A man who was denied a liver transplant because he used marijuana with medical approval to ease the symptoms of hepatitis C has died. Timothy Garon, 56, died Thursday at Bailey-Boushay House, an intensive care nursing center. . . His death came a week after his doctor told him a University of Washington Medical Center committee had again denied him a spot on the liver transplant list because of his use of marijuana, although it was authorized under Washington state law. - AP

Julia Silverman, AP, Portland Or - Tony Marino, a Republican newcomer who is trying to capture a legislative seat in Tigard. . . introduced himself to voters via a letter to constituents that outlines the mea culpas of his life, including bankruptcy and a run-in with the IRS, five divorces and a PhD from an online university that's not accredited in Oregon. Oh yeah, and his first mailer features Marino and his young daughter on a Harley, neither of them wearing a helmet. (Though a notation underneath notes that the photo was taken in a studio, and that "all smart motorcyclists wear helmets." Oregon law requires motorcycle riders to wear helmets.) Marino's campaign slogan is "Politics Unusual."

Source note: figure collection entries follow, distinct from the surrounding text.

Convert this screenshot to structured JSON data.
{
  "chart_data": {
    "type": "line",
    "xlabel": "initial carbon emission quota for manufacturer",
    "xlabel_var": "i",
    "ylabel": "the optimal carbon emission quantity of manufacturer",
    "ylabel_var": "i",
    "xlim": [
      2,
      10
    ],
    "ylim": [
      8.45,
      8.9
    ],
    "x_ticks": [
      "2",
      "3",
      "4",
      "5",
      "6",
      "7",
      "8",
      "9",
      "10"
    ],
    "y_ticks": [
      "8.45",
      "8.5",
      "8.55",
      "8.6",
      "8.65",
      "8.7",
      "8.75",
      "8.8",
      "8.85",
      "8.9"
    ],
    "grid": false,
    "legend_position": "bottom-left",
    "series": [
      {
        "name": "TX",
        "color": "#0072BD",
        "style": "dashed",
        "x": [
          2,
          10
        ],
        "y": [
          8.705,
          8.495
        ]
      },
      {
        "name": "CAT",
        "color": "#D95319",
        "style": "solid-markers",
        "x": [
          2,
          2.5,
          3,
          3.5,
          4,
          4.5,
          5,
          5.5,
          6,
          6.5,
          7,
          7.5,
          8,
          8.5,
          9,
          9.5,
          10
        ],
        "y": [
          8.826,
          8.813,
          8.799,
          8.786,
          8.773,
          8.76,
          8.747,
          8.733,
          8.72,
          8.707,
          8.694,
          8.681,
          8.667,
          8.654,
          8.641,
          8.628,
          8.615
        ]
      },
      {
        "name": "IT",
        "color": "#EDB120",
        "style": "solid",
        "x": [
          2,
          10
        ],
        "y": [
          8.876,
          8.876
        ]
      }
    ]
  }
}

But how could not vote for the guy after you've seen his video?

Conservative columnist Mark Steyn gets uncomfortably close to the problem with Obama: "The notion that the Amazing Obama might be just another politician doing what politicians do seems to have affronted the senator more than any of the stuff about America being no different from al-Qaida and the government inventing AIDS to kill black people. In his belated 'disowning' of Wright, Obama said, 'What I think particularly angered me was his suggestion somehow that my previous denunciation of his remarks were somehow political posturing. Anybody who knows me and anybody who knows what I'm about knows that ­ that I am about trying to bridge gaps and that I see the ­ the commonality in all people.'. . . As he chugged on, the senator couldn't find his groove and couldn't prevent himself from returning to pick at the same old bone: 'If what somebody says contradicts what you believe so fundamentally, and then he questions whether or not you believe it in front of the National Press Club, then that's enough. That's ­ that's a show of disrespect to me.' And we can't have that, can we? In a shrewd analysis of Obama's peculiarly petty objections to the Rev. Wright, Scott Johnson of the Powerline Web site remarked on the senator's 'adolescent grandiosity.' There's always been a whiff of that. When he tells his doting fans, 'We are the change we've been waiting for,' he means, of course, he is the change we've been waiting for."